The sending-off was a turning point but Scotland had been on top from the start.

Adam Hastings continues to grow at stand-off in Finn Russell's absence, Hamish Watson and Ritchie made themselves a menace with their breakdown skulduggery while new skipper Stuart Hogg looks more and more comfortable with the captaincy as the weeks go by.

And Townsend reckons it would be harsh on his team to see their performance diminished by too much focus on Haouas' act of folly.

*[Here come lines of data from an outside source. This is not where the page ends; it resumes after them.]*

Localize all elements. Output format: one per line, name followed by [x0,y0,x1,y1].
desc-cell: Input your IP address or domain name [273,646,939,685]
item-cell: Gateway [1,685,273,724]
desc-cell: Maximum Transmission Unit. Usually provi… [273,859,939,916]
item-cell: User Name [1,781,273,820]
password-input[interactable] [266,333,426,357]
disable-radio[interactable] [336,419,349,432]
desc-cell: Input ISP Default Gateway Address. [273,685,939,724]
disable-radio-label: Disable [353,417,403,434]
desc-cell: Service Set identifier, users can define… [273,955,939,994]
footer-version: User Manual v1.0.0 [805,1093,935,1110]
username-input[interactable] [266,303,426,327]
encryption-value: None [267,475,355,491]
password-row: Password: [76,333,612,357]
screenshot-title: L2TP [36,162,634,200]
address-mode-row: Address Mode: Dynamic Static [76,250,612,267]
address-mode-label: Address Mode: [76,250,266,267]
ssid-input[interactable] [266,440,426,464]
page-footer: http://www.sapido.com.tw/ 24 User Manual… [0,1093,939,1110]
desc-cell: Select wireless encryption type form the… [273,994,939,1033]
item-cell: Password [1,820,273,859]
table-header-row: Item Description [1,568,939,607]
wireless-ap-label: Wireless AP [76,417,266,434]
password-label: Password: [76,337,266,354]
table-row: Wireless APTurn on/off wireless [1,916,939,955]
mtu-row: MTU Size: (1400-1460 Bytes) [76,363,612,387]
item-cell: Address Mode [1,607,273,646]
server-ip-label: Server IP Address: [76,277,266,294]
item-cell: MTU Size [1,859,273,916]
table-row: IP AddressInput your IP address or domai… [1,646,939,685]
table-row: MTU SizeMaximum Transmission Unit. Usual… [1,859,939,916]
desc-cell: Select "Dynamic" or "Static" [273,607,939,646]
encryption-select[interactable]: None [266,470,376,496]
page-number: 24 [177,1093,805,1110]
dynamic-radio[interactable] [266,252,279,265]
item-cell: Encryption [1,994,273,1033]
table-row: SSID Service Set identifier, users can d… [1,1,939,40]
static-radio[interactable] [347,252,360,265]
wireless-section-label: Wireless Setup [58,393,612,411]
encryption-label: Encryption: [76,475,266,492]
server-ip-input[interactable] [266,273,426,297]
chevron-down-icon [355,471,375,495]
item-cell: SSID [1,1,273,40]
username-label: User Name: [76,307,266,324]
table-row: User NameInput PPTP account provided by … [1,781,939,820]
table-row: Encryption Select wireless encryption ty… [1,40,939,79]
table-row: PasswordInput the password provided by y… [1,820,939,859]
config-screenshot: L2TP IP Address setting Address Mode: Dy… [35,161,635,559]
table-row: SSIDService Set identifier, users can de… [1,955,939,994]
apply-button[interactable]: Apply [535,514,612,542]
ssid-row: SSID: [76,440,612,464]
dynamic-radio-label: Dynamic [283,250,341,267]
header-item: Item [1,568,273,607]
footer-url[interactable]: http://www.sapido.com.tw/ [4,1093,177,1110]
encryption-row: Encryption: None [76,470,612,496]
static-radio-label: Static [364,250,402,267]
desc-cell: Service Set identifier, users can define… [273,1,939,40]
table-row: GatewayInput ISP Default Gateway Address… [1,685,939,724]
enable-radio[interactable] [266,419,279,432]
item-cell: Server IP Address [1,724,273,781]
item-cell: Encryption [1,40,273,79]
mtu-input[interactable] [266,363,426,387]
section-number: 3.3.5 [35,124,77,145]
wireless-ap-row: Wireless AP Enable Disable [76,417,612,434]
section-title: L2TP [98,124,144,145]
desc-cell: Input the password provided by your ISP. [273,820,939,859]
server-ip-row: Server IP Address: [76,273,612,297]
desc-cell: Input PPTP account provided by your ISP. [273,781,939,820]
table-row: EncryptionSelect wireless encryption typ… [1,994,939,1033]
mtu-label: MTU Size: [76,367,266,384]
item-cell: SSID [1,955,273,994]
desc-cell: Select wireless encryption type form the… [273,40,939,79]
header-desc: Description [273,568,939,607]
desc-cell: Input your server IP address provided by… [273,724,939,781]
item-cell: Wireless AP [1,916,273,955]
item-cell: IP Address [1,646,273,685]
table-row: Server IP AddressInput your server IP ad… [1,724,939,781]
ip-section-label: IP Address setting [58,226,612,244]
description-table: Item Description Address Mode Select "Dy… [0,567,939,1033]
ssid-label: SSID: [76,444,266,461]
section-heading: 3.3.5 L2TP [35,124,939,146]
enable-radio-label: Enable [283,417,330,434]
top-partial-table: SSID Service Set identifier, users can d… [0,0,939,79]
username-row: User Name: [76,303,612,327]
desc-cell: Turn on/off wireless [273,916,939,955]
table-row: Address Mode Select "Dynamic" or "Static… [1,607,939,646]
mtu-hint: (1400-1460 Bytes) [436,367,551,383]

He said: "Obviously (the red card) is important but I thought we played better in the first half than the second half.

"We had France on the back foot and we turned them over nine times in the first half in the way we defended, and we had opportunities getting in behind them.

"Sometimes a red card can really help you, but I felt France coped with being one man down. It gave them a bit of a kick-start to play more rugby to try and win.

"They're a very dangerous team when they're offloading and counter-attacking. Who knows? If you have a one-man advantage it's better than having the same numbers but I thought we played really well when it was 15 against 15."

Scotland will now aim to make it three wins on the trot at the Principality Stadium - and Townsend hopes the coronavirus will not throw a spanner in the works.

England's trip to Italy has already been called off amid fears over the outbreak but Townsend has heard nothing so far to suggest the Dark Blues' final game of the tournament is under threat.

"Six days, a lot can change," he said. "We'll see. We're not crossing any borders, we hope the game will go ahead because you put a lot of work into a championship to make sure you play all the games, but the decision will obviously be made for the right reasons."